The Giant didn’t let him finish; he took the time-tablets and gently stuffed them into the guard’s belt.
“Be patient, O thou with the head of flame,” laughed the Giant. “I will carry your caravan over, and when we come to the sad parting, I will give you such a shove off that you will get to Microla in no time. Don’t you see? That will make your time-tablets right.”
Then he took off the guard’s cap and ruffled his smooth hair, to the huge delight of the boys and girls. It was something they wouldn’t dare do themselves, but they laughed gleefully when someone else did it.

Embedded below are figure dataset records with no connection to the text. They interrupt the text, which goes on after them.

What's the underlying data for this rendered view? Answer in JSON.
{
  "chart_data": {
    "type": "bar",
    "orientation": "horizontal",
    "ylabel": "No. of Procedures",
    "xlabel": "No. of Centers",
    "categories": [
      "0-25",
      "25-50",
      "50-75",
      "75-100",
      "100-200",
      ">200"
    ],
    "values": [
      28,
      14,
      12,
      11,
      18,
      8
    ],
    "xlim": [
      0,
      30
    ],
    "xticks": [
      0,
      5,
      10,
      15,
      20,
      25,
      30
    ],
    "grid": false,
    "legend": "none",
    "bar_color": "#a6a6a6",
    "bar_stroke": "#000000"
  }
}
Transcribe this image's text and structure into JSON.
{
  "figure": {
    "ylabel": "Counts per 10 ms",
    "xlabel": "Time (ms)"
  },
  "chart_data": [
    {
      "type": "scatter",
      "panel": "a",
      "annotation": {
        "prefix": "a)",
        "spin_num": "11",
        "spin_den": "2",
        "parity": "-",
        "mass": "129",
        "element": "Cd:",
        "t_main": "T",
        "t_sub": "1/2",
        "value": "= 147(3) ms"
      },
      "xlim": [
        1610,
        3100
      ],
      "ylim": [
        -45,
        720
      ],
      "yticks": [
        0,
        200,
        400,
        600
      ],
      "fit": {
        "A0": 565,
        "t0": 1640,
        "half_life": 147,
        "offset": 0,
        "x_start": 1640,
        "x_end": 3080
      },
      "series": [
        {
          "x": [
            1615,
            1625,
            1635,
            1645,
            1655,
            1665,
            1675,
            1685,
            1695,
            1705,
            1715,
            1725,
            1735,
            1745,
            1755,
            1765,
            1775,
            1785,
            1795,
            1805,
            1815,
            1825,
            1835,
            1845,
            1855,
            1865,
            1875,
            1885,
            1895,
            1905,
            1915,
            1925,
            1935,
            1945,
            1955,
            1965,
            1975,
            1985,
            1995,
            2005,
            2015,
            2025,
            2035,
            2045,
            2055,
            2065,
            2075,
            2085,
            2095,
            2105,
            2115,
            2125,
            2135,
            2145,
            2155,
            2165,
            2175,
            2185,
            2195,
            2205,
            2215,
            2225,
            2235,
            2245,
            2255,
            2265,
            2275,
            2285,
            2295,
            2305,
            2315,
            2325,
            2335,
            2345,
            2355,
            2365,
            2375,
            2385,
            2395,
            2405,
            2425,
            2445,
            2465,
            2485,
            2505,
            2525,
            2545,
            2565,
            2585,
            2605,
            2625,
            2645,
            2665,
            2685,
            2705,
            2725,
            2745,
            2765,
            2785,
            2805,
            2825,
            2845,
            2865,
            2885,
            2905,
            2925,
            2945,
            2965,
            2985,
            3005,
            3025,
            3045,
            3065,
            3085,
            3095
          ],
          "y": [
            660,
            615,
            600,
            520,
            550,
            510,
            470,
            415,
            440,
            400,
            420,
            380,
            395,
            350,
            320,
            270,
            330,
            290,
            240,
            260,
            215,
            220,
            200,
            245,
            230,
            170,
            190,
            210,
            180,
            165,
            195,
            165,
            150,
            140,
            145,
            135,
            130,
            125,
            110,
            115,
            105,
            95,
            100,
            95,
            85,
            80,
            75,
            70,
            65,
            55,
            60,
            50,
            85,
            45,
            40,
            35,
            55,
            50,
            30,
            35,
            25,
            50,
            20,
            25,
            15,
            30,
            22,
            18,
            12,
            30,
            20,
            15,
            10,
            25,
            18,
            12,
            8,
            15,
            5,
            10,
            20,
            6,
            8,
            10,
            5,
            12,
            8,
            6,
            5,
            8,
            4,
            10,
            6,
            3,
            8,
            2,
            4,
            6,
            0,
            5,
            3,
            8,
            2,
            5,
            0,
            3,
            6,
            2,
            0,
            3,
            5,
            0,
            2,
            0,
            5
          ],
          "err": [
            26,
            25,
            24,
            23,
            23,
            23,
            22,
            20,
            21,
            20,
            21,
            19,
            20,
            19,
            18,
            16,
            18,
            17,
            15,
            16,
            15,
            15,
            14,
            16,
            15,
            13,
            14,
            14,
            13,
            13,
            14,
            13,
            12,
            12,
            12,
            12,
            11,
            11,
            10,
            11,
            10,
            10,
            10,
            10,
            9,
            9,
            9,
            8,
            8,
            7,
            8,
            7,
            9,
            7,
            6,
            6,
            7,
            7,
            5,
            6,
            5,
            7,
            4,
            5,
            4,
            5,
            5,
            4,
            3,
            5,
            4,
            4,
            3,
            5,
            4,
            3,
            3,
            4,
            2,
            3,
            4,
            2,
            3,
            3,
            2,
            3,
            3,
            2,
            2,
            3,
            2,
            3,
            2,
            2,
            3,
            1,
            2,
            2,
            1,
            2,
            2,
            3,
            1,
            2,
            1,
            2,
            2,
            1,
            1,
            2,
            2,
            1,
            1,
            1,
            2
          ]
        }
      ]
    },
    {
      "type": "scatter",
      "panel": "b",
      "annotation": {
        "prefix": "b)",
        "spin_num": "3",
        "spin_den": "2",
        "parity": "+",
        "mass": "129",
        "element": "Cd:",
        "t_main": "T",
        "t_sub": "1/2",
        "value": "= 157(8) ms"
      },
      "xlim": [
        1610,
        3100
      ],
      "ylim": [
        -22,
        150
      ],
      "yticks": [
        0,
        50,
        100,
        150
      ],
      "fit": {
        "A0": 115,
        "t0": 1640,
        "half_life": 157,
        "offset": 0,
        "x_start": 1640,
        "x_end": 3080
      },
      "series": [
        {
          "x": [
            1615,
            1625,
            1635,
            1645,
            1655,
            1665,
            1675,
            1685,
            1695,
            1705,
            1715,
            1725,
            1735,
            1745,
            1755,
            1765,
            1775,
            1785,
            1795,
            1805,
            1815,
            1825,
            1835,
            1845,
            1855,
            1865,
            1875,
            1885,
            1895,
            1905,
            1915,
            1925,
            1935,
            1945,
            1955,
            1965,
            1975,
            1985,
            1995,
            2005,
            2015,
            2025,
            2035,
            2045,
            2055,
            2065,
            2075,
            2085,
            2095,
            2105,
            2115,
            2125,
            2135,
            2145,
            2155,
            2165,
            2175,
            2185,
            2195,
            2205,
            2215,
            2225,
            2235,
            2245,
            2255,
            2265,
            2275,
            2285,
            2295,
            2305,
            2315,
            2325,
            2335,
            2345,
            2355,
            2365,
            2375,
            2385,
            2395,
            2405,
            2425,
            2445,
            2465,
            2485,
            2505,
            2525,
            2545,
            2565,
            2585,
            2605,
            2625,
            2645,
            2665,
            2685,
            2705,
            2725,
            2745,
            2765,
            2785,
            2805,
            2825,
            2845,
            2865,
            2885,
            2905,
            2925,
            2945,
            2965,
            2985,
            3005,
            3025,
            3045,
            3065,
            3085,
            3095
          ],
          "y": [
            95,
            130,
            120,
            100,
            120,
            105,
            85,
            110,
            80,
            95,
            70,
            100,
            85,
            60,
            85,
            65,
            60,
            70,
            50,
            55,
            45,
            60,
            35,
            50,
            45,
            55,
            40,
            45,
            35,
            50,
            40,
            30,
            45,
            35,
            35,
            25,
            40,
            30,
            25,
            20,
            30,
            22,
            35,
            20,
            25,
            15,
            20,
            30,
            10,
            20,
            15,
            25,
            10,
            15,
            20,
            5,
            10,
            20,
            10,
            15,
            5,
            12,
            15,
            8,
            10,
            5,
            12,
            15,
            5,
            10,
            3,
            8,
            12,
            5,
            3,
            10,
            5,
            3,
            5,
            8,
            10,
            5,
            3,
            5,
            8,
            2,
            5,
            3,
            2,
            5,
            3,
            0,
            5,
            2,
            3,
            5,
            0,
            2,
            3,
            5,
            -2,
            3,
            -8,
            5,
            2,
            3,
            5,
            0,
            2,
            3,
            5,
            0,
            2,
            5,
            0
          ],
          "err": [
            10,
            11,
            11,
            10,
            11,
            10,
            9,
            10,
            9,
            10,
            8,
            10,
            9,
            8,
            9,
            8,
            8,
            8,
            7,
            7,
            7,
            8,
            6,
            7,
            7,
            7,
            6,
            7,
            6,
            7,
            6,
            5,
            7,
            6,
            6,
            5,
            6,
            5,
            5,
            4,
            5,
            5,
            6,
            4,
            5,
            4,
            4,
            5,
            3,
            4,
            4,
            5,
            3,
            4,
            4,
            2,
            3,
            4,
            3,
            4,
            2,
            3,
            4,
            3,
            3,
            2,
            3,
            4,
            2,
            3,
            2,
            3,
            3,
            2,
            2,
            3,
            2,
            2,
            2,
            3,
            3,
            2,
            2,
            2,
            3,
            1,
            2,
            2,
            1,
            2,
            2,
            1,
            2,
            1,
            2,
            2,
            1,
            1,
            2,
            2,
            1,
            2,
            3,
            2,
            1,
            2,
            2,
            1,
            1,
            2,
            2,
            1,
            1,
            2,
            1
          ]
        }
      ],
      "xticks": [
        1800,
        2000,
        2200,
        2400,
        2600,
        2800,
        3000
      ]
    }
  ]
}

So the guard had to content himself fuming up and down on the river bank. Then the children begged for more stories. They knew quite well that this was just the sort of man to have had wonderful adventures. Of course the Giant told them lots—so many that there is not room to write them here.
And then it was time to prepare for the parting. You know, I am sure, when the real time for a parting comes, however much you may put it off—you feel it inside you. Everybody then felt like that.
And, one by one, the engine and train were unhooked and Sotor carried them over.
He had a tremendous job with the engine, but managed to get it on his back, and carried it over and carefully put it on the rails on the other side of the river. Then the Giant straightened himself up.
“Phew!” he said. “But your little fire chariot is hot as well as heavy.”
However, all breathed freely, because the river was full of deep potholes that didn’t show on its surface. Then came the carriages one by one; these were easy. Then the boys and girls enjoyed a ride across. The Giant took them in bunches, and it was altogether most exciting and enjoyable.